# 38

29 4 2
                                    

Darra duduk di mejanya sambil memangku dagunya. Belum pernah ia merasa kecewa seperti ini pada hari pertama sekolah. Saat ia dan Rin tiba di kelas, rupanya posisi meja sudah diatur kembali dalam bentuk U seperti saat kelas XI dulu. Darra tidak bisa protes karena seluruh sekolah diatur seperti ini.

"Tapi kan kamu jadi lebih gampang kalau mau lirik-lirik Dika. Enggak perlu repot-repot duduk menyamping atau nengok ke belakang," bisik Rin.

Darra merengut. Memang, ia hanya perlu melirikkan matanya sedikit dan ia bisa melihat seluruh teman-temannya, bahkan yang tadinya duduk jauh di belakang. Namun, sekarang itu semua tidak ada gunanya setelah Dika memilih untuk menutupi hubungan mereka di depan teman-temannya. Bahkan setelah melihat Vina yang jelas-jelas merundung Darra.

Darra menoleh saat melihat ada yang berjalan memasuki kelas. Namun, tanpa sadar ia memalingkan wajahnya setelah menyadari bahwa Dika yang sedang melintas di sebelahnya. Darra merasa marah—tidak, lebih tepatnya kecewa dengan Dika. Jika ia memang benar-benar tidak ingin ada yang mengetahui hubungan mereka, kenapa malam itu Dika menemaninya di ruang kesehatan?

Darra memutuskan untuk tidak memedulikan Dika maupun Vina yang semakin memamerkan kedekatannya dengan Dika. Bahkan Vina sering sengaja menceritakan mengenai Dika pada Darra. Mungkin karena Vina senang ternyata Dika tidak ada hubungan apa-apa dengan Darra.

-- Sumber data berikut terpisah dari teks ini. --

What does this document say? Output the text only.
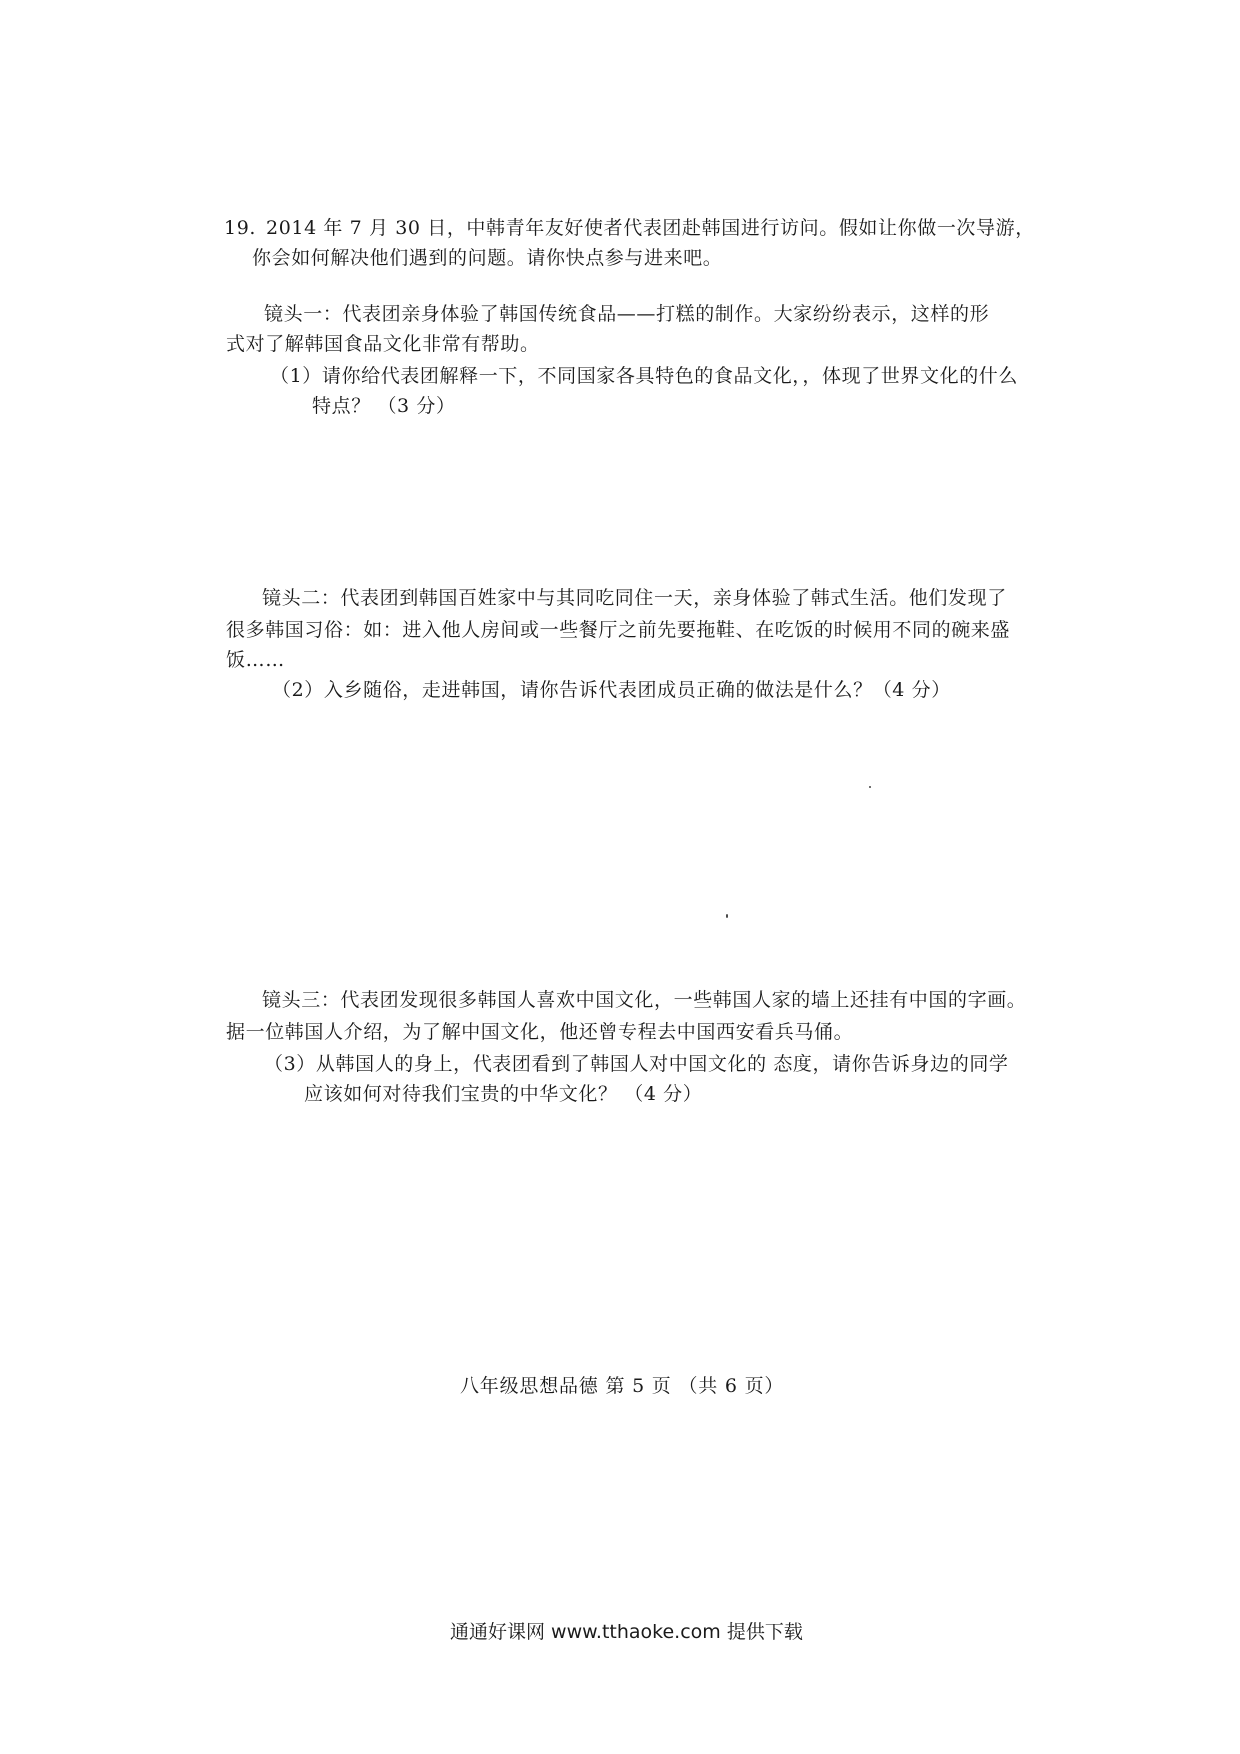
19. 2014 年 7 月 30 日，中韩青年友好使者代表团赴韩国进行访问。假如让你做一次导游，
你会如何解决他们遇到的问题。请你快点参与进来吧。
镜头一：代表团亲身体验了韩国传统食品——打糕的制作。大家纷纷表示，这样的形
式对了解韩国食品文化非常有帮助。
（1）请你给代表团解释一下，不同国家各具特色的食品文化，，体现了世界文化的什么
特点？ （3 分）
镜头二：代表团到韩国百姓家中与其同吃同住一天，亲身体验了韩式生活。他们发现了
很多韩国习俗：如：进入他人房间或一些餐厅之前先要拖鞋、在吃饭的时候用不同的碗来盛
饭……
（2）入乡随俗，走进韩国，请你告诉代表团成员正确的做法是什么？（4 分）
镜头三：代表团发现很多韩国人喜欢中国文化，一些韩国人家的墙上还挂有中国的字画。
据一位韩国人介绍，为了解中国文化，他还曾专程去中国西安看兵马俑。
（3）从韩国人的身上，代表团看到了韩国人对中国文化的 态度，请你告诉身边的同学
应该如何对待我们宝贵的中华文化？ （4 分）
八年级思想品德 第 5 页 （共 6 页）
通通好课网 www.tthaoke.com 提供下载
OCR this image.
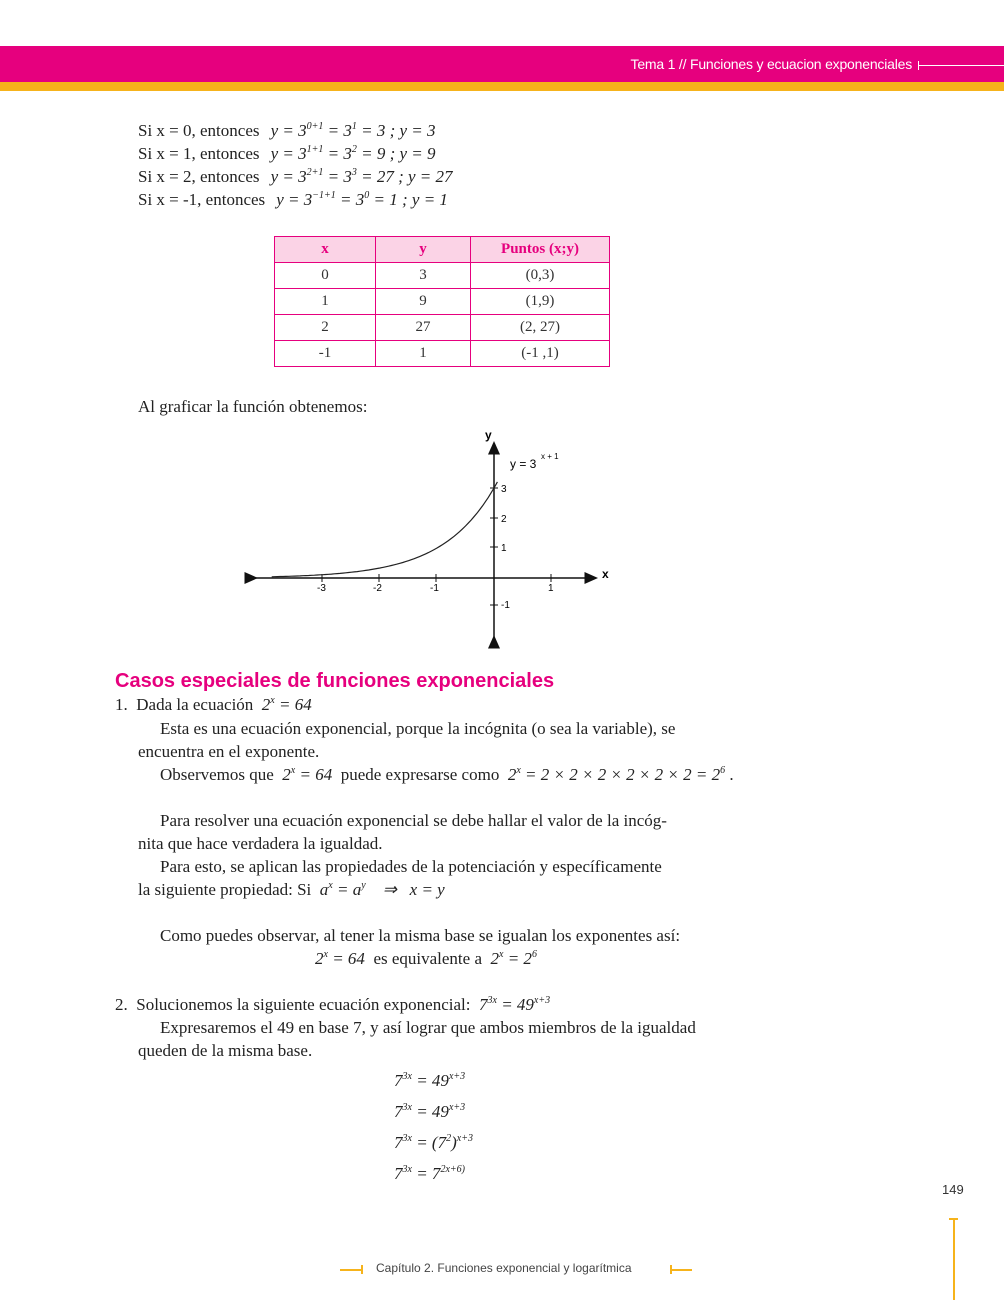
Tema 1 // Funciones y ecuacion exponenciales
Si x = 0, entonces $y = 3^{0+1} = 3^1 = 3$ ; y = 3
Si x = 1, entonces $y = 3^{1+1} = 3^2 = 9$ ; y = 9
Si x = 2, entonces $y = 3^{2+1} = 3^3 = 27$ ; y = 27
Si x = -1, entonces $y = 3^{-1+1} = 3^0 = 1$ ; y = 1
x	y	Puntos (x;y)
0	3	(0,3)
1	9	(1,9)
2	27	(2, 27)
-1	1	(-1 ,1)
Al graficar la función obtenemos:
-3	-2	-1	1
3
2
1
-1
y
x
y = 3
x + 1
Casos especiales de funciones exponenciales
1. Dada la ecuación $2^x = 64$
Esta es una ecuación exponencial, porque la incógnita (o sea la variable), se
encuentra en el exponente.
Observemos que $2^x = 64$ puede expresarse como $2^x = 2 \times 2 \times 2 \times 2 \times 2 \times 2 = 2^6$ .
Para resolver una ecuación exponencial se debe hallar el valor de la incóg-
nita que hace verdadera la igualdad.
Para esto, se aplican las propiedades de la potenciación y específicamente
la siguiente propiedad: Si $a^x = a^y$    ⇒   x = y
Como puedes observar, al tener la misma base se igualan los exponentes así:
$2^x = 64$ es equivalente a $2^x = 2^6$
2. Solucionemos la siguiente ecuación exponencial: $7^{3x} = 49^{x+3}$
Expresaremos el 49 en base 7, y así lograr que ambos miembros de la igualdad
queden de la misma base.
$7^{3x} = 49^{x+3}$
$7^{3x} = 49^{x+3}$
$7^{3x} = (7^2)^{x+3}$
$7^{3x} = 7^{2x+6)}$
149
Capítulo 2. Funciones exponencial y logarítmica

Karena semester baru dimulai, jadwal pelajaran pun berubah untuk sisa semester. Seperti biasa, Darra bertugas menuliskan jadwal pelajaran yang baru di papan tulis. Tiba-tiba Bu Erni datang dan meminta Vina ke ruangannya. Darra ikut menoleh lalu mengedikkan kepala ke arah Rin yang membalasnya dengan mengangkat bahu.

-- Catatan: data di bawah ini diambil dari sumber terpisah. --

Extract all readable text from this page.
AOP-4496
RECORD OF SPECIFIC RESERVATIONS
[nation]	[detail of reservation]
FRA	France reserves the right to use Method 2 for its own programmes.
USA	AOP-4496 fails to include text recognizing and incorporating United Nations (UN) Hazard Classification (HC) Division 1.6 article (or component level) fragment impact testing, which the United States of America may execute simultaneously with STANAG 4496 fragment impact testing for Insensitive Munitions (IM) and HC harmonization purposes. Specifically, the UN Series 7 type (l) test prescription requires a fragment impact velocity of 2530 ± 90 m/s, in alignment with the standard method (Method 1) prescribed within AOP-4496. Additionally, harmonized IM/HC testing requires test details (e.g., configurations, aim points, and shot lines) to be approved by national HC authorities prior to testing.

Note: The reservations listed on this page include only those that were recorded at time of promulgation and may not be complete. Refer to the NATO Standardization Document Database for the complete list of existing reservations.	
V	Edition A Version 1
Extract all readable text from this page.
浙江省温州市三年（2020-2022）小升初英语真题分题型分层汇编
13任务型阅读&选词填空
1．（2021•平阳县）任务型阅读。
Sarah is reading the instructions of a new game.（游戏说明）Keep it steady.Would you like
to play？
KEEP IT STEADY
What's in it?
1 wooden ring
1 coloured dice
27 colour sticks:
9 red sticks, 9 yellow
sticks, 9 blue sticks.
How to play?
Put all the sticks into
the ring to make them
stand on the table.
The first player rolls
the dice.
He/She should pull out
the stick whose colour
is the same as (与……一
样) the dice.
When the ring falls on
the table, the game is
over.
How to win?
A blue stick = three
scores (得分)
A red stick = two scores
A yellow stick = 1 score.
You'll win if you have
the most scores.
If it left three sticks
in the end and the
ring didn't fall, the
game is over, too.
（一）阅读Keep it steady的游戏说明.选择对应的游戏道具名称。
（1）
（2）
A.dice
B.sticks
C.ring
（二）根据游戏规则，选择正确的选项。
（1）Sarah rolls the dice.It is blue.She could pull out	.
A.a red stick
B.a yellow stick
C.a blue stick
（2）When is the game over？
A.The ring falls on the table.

Namun, setelah Darra kembali ke mejanya, Bu Erni datang lagi dan memanggilnya.

"Andarra, ikut saya," perintah Bu Erni. Kali ini Darra dan Rin berpandangan.

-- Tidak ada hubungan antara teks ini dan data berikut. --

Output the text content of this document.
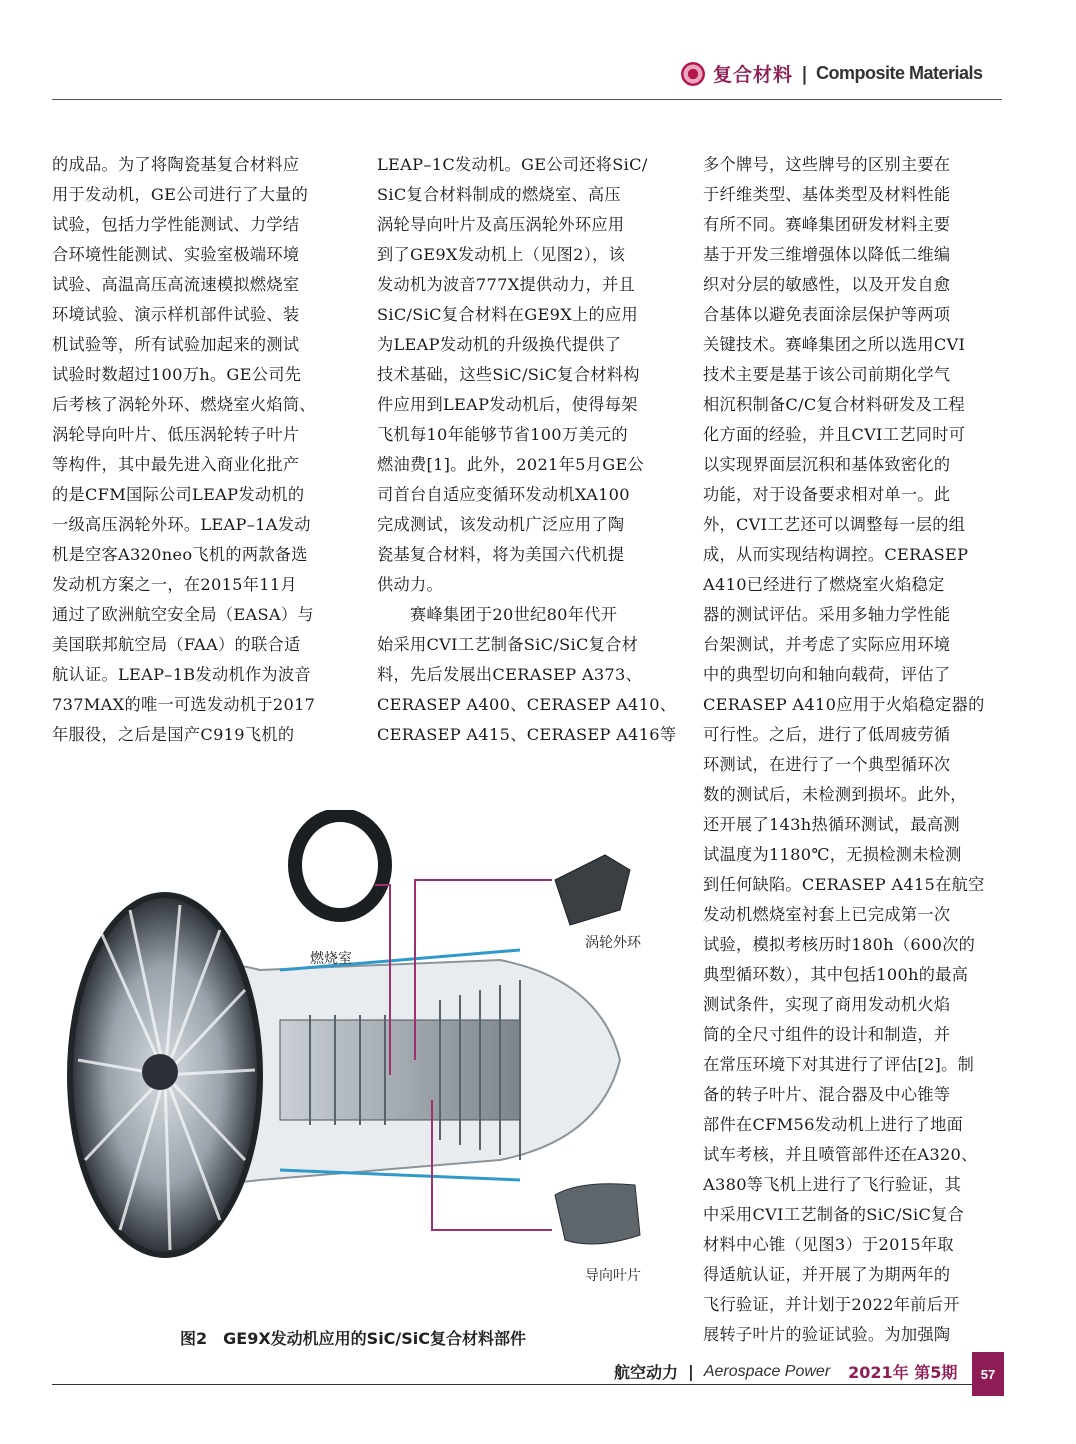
复合材料 | Composite Materials
的成品。为了将陶瓷基复合材料应
用于发动机，GE公司进行了大量的
试验，包括力学性能测试、力学结
合环境性能测试、实验室极端环境
试验、高温高压高流速模拟燃烧室
环境试验、演示样机部件试验、装
机试验等，所有试验加起来的测试
试验时数超过100万h。GE公司先
后考核了涡轮外环、燃烧室火焰筒、
涡轮导向叶片、低压涡轮转子叶片
等构件，其中最先进入商业化批产
的是CFM国际公司LEAP发动机的
一级高压涡轮外环。LEAP–1A发动
机是空客A320neo飞机的两款备选
发动机方案之一，在2015年11月
通过了欧洲航空安全局（EASA）与
美国联邦航空局（FAA）的联合适
航认证。LEAP–1B发动机作为波音
737MAX的唯一可选发动机于2017
年服役，之后是国产C919飞机的
LEAP–1C发动机。GE公司还将SiC/
SiC复合材料制成的燃烧室、高压
涡轮导向叶片及高压涡轮外环应用
到了GE9X发动机上（见图2），该
发动机为波音777X提供动力，并且
SiC/SiC复合材料在GE9X上的应用
为LEAP发动机的升级换代提供了
技术基础，这些SiC/SiC复合材料构
件应用到LEAP发动机后，使得每架
飞机每10年能够节省100万美元的
燃油费[1]。此外，2021年5月GE公
司首台自适应变循环发动机XA100
完成测试，该发动机广泛应用了陶
瓷基复合材料，将为美国六代机提
供动力。
　　赛峰集团于20世纪80年代开
始采用CVI工艺制备SiC/SiC复合材
料，先后发展出CERASEP A373、
CERASEP A400、CERASEP A410、
CERASEP A415、CERASEP A416等
多个牌号，这些牌号的区别主要在
于纤维类型、基体类型及材料性能
有所不同。赛峰集团研发材料主要
基于开发三维增强体以降低二维编
织对分层的敏感性，以及开发自愈
合基体以避免表面涂层保护等两项
关键技术。赛峰集团之所以选用CVI
技术主要是基于该公司前期化学气
相沉积制备C/C复合材料研发及工程
化方面的经验，并且CVI工艺同时可
以实现界面层沉积和基体致密化的
功能，对于设备要求相对单一。此
外，CVI工艺还可以调整每一层的组
成，从而实现结构调控。CERASEP
A410已经进行了燃烧室火焰稳定
器的测试评估。采用多轴力学性能
台架测试，并考虑了实际应用环境
中的典型切向和轴向载荷，评估了
CERASEP A410应用于火焰稳定器的
可行性。之后，进行了低周疲劳循
环测试，在进行了一个典型循环次
数的测试后，未检测到损坏。此外，
还开展了143h热循环测试，最高测
试温度为1180℃，无损检测未检测
到任何缺陷。CERASEP A415在航空
发动机燃烧室衬套上已完成第一次
试验，模拟考核历时180h（600次的
典型循环数），其中包括100h的最高
测试条件，实现了商用发动机火焰
筒的全尺寸组件的设计和制造，并
在常压环境下对其进行了评估[2]。制
备的转子叶片、混合器及中心锥等
部件在CFM56发动机上进行了地面
试车考核，并且喷管部件还在A320、
A380等飞机上进行了飞行验证，其
中采用CVI工艺制备的SiC/SiC复合
材料中心锥（见图3）于2015年取
得适航认证，并开展了为期两年的
飞行验证，并计划于2022年前后开
展转子叶片的验证试验。为加强陶
燃烧室
涡轮外环
导向叶片
图2　GE9X发动机应用的SiC/SiC复合材料部件
航空动力 | Aerospace Power 2021年 第5期	57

"Apa ini ada hubungannya sama Vina?" bisik Rin setelah Bu Erni berbalik pergi.

"Enggak tahu." Darra balas berbisik. "Aku pergi dulu."

Darra bergegas menyusul Bu Erni yang sudah menuruni tangga. Bel tanda istirahat kedua berbunyi bertepatan dengan mereka tiba di ruangan BP. Darra memandang bingung ke arah Vina yang sedang bersama seorang wanita paruh baya.

"Duduk kamu," kata Bu Erni, mengagetkan Darra sambil menunjuk kursi di hadapan Vina. Darra menurutinya. "Ini orang tuanya Vina. Beliau kemari karena Vina banyak mengeluhkan tentang kamu."

Darra mengangkat alisnya. Keluhan? Keluhan karena mengganggu pacarnya?

"Kamu sudah pernah saya panggil karena berkelahi dengan Vina," lanjut Bu Erni. "Sekarang saya dengar kamu berkelahi lagi dengan Vina di Cimacan kemarin?"

Darra berdehem. "Untuk masalah yang dulu itu bukankah sudah lewat? Dan saya enggak merasa saya berkelahi dengan Vina kemarin."

"Enggak ngaku, lagi! Jelas-jelas elo dorong gue sampai jatuh, terus malamnya elo siram gue pake Cola. Semua orang juga lihat, kok!" sembur Vina.

Darra melirik Vina sekilas. "Saya mendorong Vina karena dia narik-narik rambut saya. Saya enggak merasa salah, jadi saya mendorong dia untuk ngelepasin saya."

"Tapi katanya kamu yang nyuruh Vina ke taman itu terus mukulin dia," sahut ibunya Vina. Darra menoleh ke arahnya.

"Vina yang nyuruh saya ke taman lewat Sheila," ralat Darra. "Sheila nulis pesan di kertas untuk saya, dia juga nyusulin saya ke kamar, makanya saya ikut sama Sheila. Terus Vina yang mukul saya dan narik-narik rambut saya. Saya enggak melakukan apa-apa dan cuma mendorong Vina. Saya masih simpan tulisan dari Sheila, kalau Ibu enggak percaya."